Why does this matter?
This is a good place to start if you haven’t started “War of the Realms” yet. Seriously, it ties right into it, hence the name of the book!
Fine, you have my attention. What’s good about it?
This collection houses Thor #7 through #11 and plays out in an episodic way with each issue delivering a different focus for each story. There is a bookended love story that helps bring it all together, but largely this is a check in with key characters before the “War of the Realms” really kicks off. What this trade does is resolve Thor’s enslavement, check in with Roz Solomon, allow Thor to have some lasting moments with his mother and father, and finally tinker a bit with what Loki is up to by the side of Malekith. Before all that, though it opens with a love story set in the past between Thor and a woman of Earth which ties everything together.
There are a few themes at work in this collection like Roz’ attempts to get past her doubts, or Odin attempting to prove something in his old age, but the strongest is one focused on Thor and his growth as an adult. The opening story gives us a Thor from the past who drank too much mead and cared only about partying on Earth. Odin, with the help of Loki, tests Thor by nudging him into the love of his life. This plays into Odin and Thor’s brawl later as Odin treats Thor like he’s the pup that will never grow up, but is sorely proven wrong in more ways than one. Much of this collection feels like it’s preparing the characters for the war of the millennia which adds to the tension of the war itself. Jane Foster even plays a part as Aaron tidies up a few loose strings for the big event.

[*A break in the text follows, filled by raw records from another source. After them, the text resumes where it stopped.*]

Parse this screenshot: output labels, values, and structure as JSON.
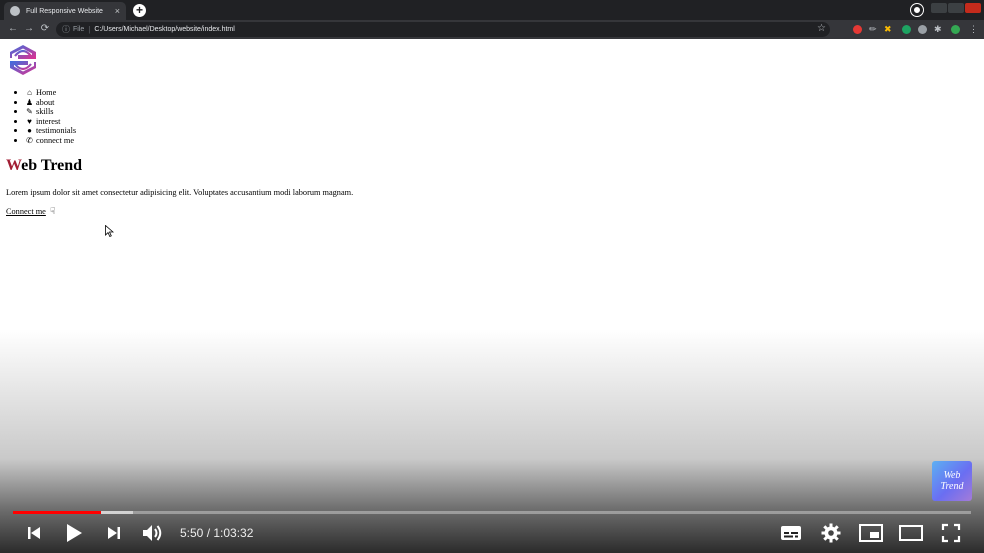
{
  "browser": {
    "tab_title": "Full Responsive Website",
    "tab_close": "×",
    "new_tab": "+",
    "file_label": "File",
    "separator": "|",
    "url": "C:/Users/Michael/Desktop/website/index.html",
    "nav_icons": [
      "arrow-left-icon",
      "arrow-right-icon",
      "reload-icon"
    ]
  },
  "page": {
    "nav": [
      {
        "icon": "home-icon",
        "glyph": "⌂",
        "label": "Home"
      },
      {
        "icon": "user-icon",
        "glyph": "♟",
        "label": "about"
      },
      {
        "icon": "wrench-icon",
        "glyph": "✎",
        "label": "skills"
      },
      {
        "icon": "heart-icon",
        "glyph": "♥",
        "label": "interest"
      },
      {
        "icon": "comment-icon",
        "glyph": "●",
        "label": "testimonials"
      },
      {
        "icon": "phone-icon",
        "glyph": "✆",
        "label": "connect me"
      }
    ],
    "heading_first": "W",
    "heading_rest": "eb Trend",
    "lead": "Lorem ipsum dolor sit amet consectetur adipisicing elit. Voluptates accusantium modi laborum magnam.",
    "connect_label": "Connect me",
    "connect_icon_glyph": "☟"
  },
  "video": {
    "current_time": "5:50",
    "duration": "1:03:32",
    "time_text": "5:50 / 1:03:32",
    "played_fraction": 0.092,
    "buffered_fraction": 0.125,
    "watermark_line1": "Web",
    "watermark_line2": "Trend"
  },
  "colors": {
    "accent": "#a11d33",
    "progress": "#ff0000",
    "chrome_dark": "#202124",
    "chrome_mid": "#35363a"
  }
}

The first issue collected here is drawn by Tony Moore with color by John Rauch and perfectly encapsulates the fable style it’s going for. The detailed work adds to the bloody violence and the youthful Thor keeps the tale feeling like a coming of age tale of sorts for Thor himself. Mike Del Mundo draws the next three issues as he pulls Thor out of imprisonment with some wild shockingly white scenes that are disturbing and vivid. The last issue drawn by Lee Garbett checks in with all the main players leading into the war rendering them well. The final few panels lead right up to the War of the Realms well too with a hint at more to come for Mjolner and Thor.
It can’t be perfect, can it?
There are aspects to this collection that don’t feel cohesive with each other and thus are less important in the grand scheme of things. The prison break is fun, but it’s rushed and only seems to be here to remind us Angela is his sister. It could use an entire arc to really go deep with how the torture is affecting the heroes. Later the Roz chapter is quite good, but again it feels rushed and one might hope she gets her own book after what Aaron puts her through. All in all this collection reads like it’s biding its time before the War of the Realms takes place rather than feel entirely necessary.
Is it good?
A good collection that ends right up until “War of the Realms” begins serving as a primer for key characters in the event. It’s not quite a road to the even though but rather a few good check-ins with key characters.